Gloucester looked her in the face, and laughed, a full-throated, derisive laugh.
"You don't believe one word that you are saying. You are talking because you think you _ought_. Don't! What is the use of keeping up pretences--you and I? We have seen behind the scenes. Can't we stick to the truth?"
"You won't take my advice?"
"No, I won't."
"You refuse to be prudent in regard to the most important happening of your life?"
"I do. It's not a matter for prudence. It belongs to another sphere. I am thirty-five. I have waited long enough. Why should I squander more weeks to satisfy a convention? She shan't be hurried--she shall feel no obligation. I will not breathe a word about that old prophecy unless, _until_ she consents of her own will; but she must know what I want. I would tell her to-day if I had the chance."
"Which you shall not, if I can prevent it. It's not fair; it's not kind. What is Jean to think? That you are attracted by her face, and her face alone? That's a poor compliment. If she is worth winning she is worth knowing; and she has plenty of character. So far as I can judge, her nature and yours are quite unlike. Are you quite sure that you can make her happy? In fairness to her, you ought to give her a chance of knowing you before she takes the plunge."

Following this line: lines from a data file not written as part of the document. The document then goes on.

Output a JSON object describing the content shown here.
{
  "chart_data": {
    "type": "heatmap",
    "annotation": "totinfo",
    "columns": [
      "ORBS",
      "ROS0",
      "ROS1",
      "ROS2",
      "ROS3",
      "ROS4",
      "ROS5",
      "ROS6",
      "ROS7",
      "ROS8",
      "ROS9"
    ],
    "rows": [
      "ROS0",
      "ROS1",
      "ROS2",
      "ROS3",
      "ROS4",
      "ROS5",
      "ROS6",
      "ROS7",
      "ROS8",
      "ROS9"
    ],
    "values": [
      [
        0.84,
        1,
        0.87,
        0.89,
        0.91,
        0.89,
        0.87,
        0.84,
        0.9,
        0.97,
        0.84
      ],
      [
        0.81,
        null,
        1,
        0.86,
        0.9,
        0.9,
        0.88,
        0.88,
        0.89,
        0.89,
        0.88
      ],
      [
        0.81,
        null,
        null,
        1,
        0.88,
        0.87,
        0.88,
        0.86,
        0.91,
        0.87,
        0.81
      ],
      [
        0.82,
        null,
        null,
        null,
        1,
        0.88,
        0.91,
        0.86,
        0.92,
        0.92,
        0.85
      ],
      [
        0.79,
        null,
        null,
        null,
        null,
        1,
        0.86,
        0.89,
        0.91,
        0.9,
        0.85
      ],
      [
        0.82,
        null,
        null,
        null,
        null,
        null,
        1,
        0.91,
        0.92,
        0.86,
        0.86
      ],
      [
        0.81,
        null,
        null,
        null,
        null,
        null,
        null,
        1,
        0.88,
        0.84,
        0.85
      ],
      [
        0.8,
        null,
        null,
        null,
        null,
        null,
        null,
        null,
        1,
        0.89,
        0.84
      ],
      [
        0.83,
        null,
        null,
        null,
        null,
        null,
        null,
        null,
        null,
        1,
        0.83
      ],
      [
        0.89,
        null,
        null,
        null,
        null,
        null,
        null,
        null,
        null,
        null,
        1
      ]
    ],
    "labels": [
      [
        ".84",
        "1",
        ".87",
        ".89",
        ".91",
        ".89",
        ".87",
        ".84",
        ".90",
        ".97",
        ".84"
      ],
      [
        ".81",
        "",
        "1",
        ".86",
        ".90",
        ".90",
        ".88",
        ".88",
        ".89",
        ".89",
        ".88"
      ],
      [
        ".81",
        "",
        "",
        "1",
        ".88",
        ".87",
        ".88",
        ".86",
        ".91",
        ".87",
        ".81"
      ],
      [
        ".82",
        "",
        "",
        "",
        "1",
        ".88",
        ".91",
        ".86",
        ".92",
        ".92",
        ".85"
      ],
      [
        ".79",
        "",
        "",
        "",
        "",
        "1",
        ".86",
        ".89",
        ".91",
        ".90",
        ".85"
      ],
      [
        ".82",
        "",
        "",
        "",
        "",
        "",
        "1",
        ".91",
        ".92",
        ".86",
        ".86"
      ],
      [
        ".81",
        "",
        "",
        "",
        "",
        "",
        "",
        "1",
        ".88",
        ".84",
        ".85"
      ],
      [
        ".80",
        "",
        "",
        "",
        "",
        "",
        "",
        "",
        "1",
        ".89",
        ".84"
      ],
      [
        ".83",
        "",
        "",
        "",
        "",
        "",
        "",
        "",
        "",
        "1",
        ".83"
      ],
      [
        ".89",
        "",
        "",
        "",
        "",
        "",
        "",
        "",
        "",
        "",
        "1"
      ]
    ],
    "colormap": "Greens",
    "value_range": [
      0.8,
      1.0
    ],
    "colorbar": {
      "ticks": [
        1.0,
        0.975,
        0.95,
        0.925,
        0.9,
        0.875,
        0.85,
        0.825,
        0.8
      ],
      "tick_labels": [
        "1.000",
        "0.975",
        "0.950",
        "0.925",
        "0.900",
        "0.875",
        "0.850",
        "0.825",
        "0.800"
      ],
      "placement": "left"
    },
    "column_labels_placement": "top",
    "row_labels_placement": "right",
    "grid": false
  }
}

"I can make her happy. I have no shadow of doubt about that. I'll tell you something more, if you like, Miss Strangeways--I am the only man who _can_! She belongs to me, and I am not going to stand aside for any man--or woman--on the face of the earth!"
Vanna shrugged her shoulders, half laughing, half annoyed.
"Very well, then, now we know where we are. For the moment please understand that I have joined the opposition. I shall run off with Jean and hide her, and instil principles of prudence and caution into her ear, coupled with a due suspicion of men who make up their minds in a hurry. Don't count upon my good offices."
"I shan't need them, thank you," he returned calmly.
Vanna reflected that it would be as easy to attempt to depress an india-rubber ball.